MRS Y: You're lucky to have been going to a cinema. If I thought I could go to a cinema I should think I had nothing to complain of at all.

[Mrs Z now blocks Mrs Y.]

MRS Z: I know what Mrs X means. I feel just like that myself, only I should have had to leave the queue.

[Mrs Z is very talented in that she supports Mrs X against Mrs Y while at the same time claiming to be more worthy of interest, her condition more severe. Mr A now intervenes to lower them all by making their condition seem very ordinary.]

MR A: Have you tried stooping down? That makes the blood come back to your head. I expect you were feeling faint.

[Mrs X defends herself.]

MRS X: It's not really faint.

MRS Y: I always find it does a lot of good to try exercises. I don't know if that's what Mr A means.

[She seems to be joining forces with Mr A, but implies that he was unable to say what he meant. She doesn't say 'Is that what you mean?' but protects herself by her typically high-status circumlocution. Mrs Z now lowers everybody, and immediately lowers herself to avoid counterattack.]

MRS Z: I think you have to use your will-power. That's what worries me--I haven't got any.

[Mr B then intervenes, I suspect in a low-status way, or rather trying to be high-status but failing. It's impossible to be sure from just the words.]

MR B: I had something similar happen to me last week, only I wasn't standing in a queue. I was sitting at home quietly when...

[Mr C demolishes him.]

MR C: You were lucky to be sitting at home quietly. If I was able to do that I shouldn't think I had anything to grumble about. If you can't sit at home why don't you go to the cinema or something?
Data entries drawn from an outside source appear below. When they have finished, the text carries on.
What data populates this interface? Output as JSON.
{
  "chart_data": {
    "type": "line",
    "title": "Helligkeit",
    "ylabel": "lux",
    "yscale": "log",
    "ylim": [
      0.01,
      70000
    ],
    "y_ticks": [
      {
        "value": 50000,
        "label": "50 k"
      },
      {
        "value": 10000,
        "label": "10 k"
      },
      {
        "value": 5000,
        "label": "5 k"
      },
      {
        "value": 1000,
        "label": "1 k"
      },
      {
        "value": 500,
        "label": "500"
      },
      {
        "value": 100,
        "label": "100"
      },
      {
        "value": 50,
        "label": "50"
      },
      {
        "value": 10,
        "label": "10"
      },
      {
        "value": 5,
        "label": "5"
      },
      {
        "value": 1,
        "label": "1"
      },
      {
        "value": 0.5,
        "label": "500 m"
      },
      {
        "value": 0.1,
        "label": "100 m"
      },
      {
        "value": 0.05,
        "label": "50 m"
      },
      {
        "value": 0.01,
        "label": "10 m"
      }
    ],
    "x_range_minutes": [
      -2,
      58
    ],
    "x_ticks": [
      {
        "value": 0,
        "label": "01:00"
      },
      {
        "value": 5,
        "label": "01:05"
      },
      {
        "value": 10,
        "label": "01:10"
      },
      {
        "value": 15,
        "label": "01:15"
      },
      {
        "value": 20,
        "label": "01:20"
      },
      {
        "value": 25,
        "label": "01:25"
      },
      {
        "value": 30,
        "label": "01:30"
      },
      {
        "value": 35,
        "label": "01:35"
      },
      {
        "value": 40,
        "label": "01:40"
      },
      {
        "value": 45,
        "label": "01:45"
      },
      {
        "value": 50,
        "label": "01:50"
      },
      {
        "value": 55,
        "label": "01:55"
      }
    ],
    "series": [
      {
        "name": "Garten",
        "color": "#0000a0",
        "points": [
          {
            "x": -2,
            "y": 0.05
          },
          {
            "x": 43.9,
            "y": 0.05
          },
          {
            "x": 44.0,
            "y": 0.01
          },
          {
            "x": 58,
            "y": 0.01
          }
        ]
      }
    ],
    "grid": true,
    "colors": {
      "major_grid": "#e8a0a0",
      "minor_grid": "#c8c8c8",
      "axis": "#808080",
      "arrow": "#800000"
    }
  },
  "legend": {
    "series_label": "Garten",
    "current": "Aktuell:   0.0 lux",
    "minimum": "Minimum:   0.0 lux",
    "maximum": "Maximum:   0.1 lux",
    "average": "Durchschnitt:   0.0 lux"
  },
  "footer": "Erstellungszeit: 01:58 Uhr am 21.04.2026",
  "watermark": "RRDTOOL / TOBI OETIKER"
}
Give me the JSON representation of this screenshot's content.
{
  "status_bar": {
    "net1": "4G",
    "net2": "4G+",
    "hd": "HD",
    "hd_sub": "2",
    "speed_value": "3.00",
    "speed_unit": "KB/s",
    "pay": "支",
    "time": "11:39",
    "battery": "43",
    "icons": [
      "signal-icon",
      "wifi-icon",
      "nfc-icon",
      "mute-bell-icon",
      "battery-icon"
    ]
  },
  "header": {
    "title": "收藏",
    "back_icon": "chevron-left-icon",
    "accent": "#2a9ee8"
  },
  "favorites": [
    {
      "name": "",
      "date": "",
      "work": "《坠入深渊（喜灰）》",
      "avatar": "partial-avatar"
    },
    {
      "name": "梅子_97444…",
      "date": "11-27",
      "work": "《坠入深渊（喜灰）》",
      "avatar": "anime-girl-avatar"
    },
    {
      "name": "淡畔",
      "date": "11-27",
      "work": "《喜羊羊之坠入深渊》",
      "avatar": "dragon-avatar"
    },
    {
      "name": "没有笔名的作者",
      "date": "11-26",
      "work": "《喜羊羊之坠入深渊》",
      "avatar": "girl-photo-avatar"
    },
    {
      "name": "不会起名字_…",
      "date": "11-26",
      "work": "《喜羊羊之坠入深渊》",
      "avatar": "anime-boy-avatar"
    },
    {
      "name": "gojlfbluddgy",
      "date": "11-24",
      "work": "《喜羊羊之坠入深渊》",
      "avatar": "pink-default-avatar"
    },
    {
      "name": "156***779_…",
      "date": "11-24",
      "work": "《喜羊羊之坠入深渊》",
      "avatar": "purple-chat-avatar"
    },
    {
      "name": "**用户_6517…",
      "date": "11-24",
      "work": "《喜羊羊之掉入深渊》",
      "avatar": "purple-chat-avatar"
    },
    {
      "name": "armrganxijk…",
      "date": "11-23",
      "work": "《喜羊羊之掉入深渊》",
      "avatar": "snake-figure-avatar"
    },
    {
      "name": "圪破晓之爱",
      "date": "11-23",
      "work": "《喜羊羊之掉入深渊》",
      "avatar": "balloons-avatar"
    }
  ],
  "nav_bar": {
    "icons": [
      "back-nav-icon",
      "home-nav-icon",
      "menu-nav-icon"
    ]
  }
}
The level of values. Here the participants of a discussion are primarily attempting to signal their values. Any statements that on the surface refer to facts actually refer to values. For instance, "men and women are equally intelligent" might actually mean "men and women should be given equal treatment" while "there are differences in the intelligence of men and women" is taken to mean "it's justified to treat men and women unequally".

The level of socialization, also known as small talk. You aren't really talking about anything, but instead just enjoying the other's company. If the group is seeking to mainly operate on this level, someone trying to operate on the level of facts might get slapped down for perceived aggression if they insist on getting things factually correct.

For rationalists to succeed in spreading our ideas, we need to learn to recognize which level of conversation the discussion is operating on. One person acting on the level of facts and another on the level of values is a conversation that's certain to go nowhere. Also, it took me a while to realize that there have been occasions on which I was consciously trying to act on the level of facts, but my subconscious was operating on the level of status and got very defensive whenever my facts were challenged.

Usually what rationalists would want to do is to move the conversation to the level of facts. Unfortunately, if a person is operating on the level of values, they might perceive this as an underhanded attempt to undermine their values. I'm uncertain of what, exactly, would be the right approach in this kind of a situation. Defusing the level of status seems easier, as people will frequently find their unconscious jockeying for status silly once it's been brought to their conscious attention.